A Senate Appropriations subcommittee voted unanimously Tuesday to raise the ceiling on mortgages that can be insured under the FHA program.

The vote is a major breakthrough in the Clinton administration's drive to expand the Depression-era program in large metropolitan areas and extend its reach to more middle-class homebuyers.

The subcommittee agreed to raise the FHA loan ceiling to $197,490 in high-cost areas and to nearly $109,000 in lower-cost housing markets.

Though lower than the $227,150 nationwide loan limit sought by the administration, the new limits would substantially increase the current ceilings, which range from roughly $86,000 in low-cost areas to $170,000 in high-cost markets.

"We think it's a fair compromise right now, and we are going to be fully supportive," said Jerry Giovaniello, vice president, government affairs at the National Association of Realtors.

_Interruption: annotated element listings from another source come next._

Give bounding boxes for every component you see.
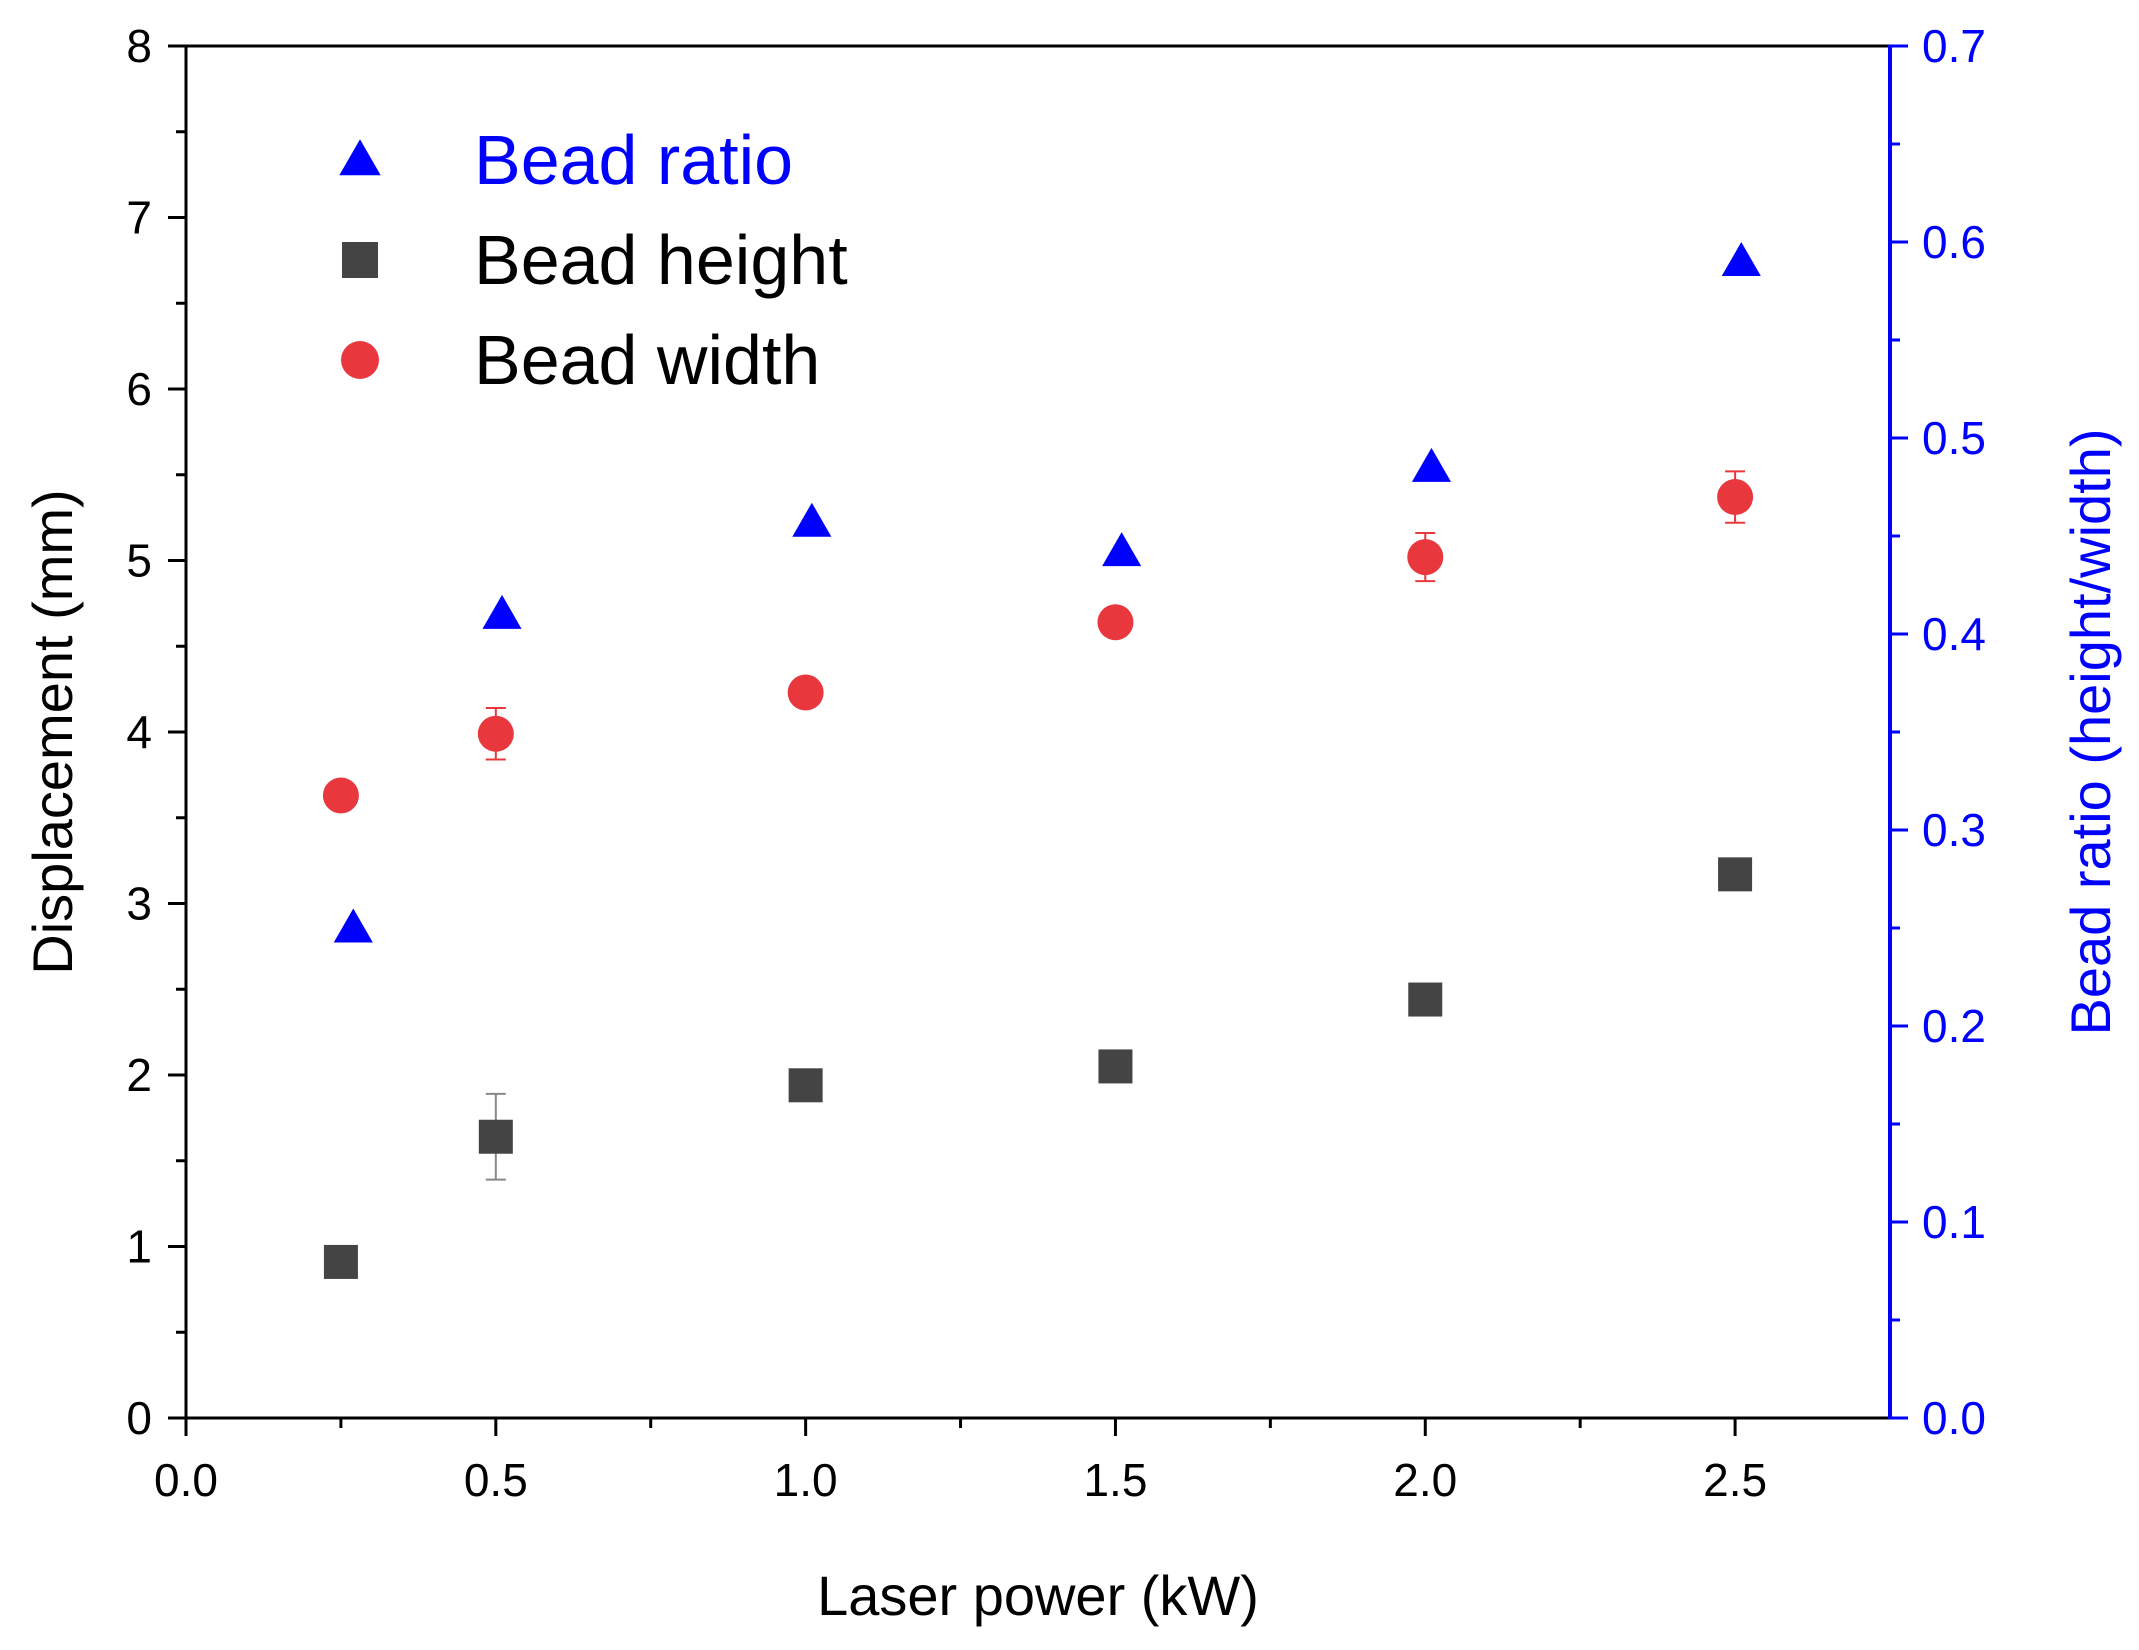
data-point-bead-height <box>1098 1049 1133 1084</box>
data-point-bead-ratio <box>1721 242 1761 277</box>
data-point-bead-height <box>1718 857 1753 892</box>
y2-tick-label: 0.6 <box>1922 216 1986 268</box>
data-point-bead-ratio <box>792 502 832 537</box>
data-point-bead-ratio <box>333 908 373 943</box>
y-tick-label: 5 <box>126 535 152 587</box>
y2-tick-label: 0.0 <box>1922 1392 1986 1444</box>
y-axis-title: Displacement (mm) <box>21 489 84 974</box>
x-tick-label: 2.0 <box>1393 1454 1457 1506</box>
data-point-bead-width <box>322 777 359 814</box>
data-point-bead-ratio <box>1102 532 1142 567</box>
y2-tick-label: 0.4 <box>1922 608 1986 660</box>
data-point-bead-width <box>1717 479 1754 516</box>
x-tick-label: 0.0 <box>154 1454 218 1506</box>
x-tick-label: 1.0 <box>774 1454 838 1506</box>
data-point-bead-ratio <box>1411 447 1452 482</box>
legend-marker <box>339 139 381 176</box>
y2-tick-label: 0.5 <box>1922 412 1986 464</box>
legend-marker <box>342 242 378 278</box>
legend: Bead ratio Bead height Bead width <box>339 121 848 399</box>
data-point-bead-width <box>1407 539 1444 576</box>
legend-marker <box>341 341 379 379</box>
data-marks <box>322 242 1761 1279</box>
y-tick-label: 3 <box>126 878 152 930</box>
y2-tick-label: 0.3 <box>1922 804 1986 856</box>
y-tick-label: 1 <box>126 1221 152 1273</box>
legend-label: Bead ratio <box>474 121 793 199</box>
y2-tick-label: 0.2 <box>1922 1000 1986 1052</box>
y2-tick-label: 0.7 <box>1922 20 1986 72</box>
data-point-bead-width <box>787 674 824 711</box>
data-point-bead-height <box>323 1244 358 1279</box>
x-tick-label: 2.5 <box>1703 1454 1767 1506</box>
data-point-bead-ratio <box>482 594 522 629</box>
data-point-bead-height <box>1408 982 1443 1017</box>
data-point-bead-height <box>478 1119 513 1154</box>
y-tick-label: 6 <box>126 363 152 415</box>
axes: 0.0 0.5 1.0 1.5 2.0 2.5 0 1 2 3 4 5 6 7 8 0.0 0.1 0.2 0.3 0… <box>126 20 1986 1506</box>
y2-axis-title: Bead ratio (height/width) <box>2059 428 2122 1035</box>
y-tick-label: 7 <box>126 192 152 244</box>
legend-label: Bead height <box>474 221 848 299</box>
data-point-bead-width <box>1097 604 1134 641</box>
data-point-bead-height <box>788 1068 823 1103</box>
data-point-bead-width <box>477 715 514 752</box>
y2-tick-label: 0.1 <box>1922 1196 1986 1248</box>
y-tick-label: 8 <box>126 20 152 72</box>
legend-label: Bead width <box>474 321 820 399</box>
y-tick-label: 4 <box>126 706 152 758</box>
x-tick-label: 0.5 <box>464 1454 528 1506</box>
x-axis-title: Laser power (kW) <box>817 1564 1259 1627</box>
y-tick-label: 0 <box>126 1392 152 1444</box>
x-tick-label: 1.5 <box>1083 1454 1147 1506</box>
y-tick-label: 2 <box>126 1049 152 1101</box>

The Senate Appropriations Committee is to vote on the bill Thursday.

In the House, a vote by a comparable appropriations subcommittee is expected June 18. Panel chairman Jerry Lewis, R-Calif., supports the administration's higher limits. But the issue remains controversial, and many Republicans, including House Banking Committee Chairman Jim Leach of Iowa, oppose the increase. Groups such as the Mortgage Insurance Companies of America and Fannie Mae are also against the increase.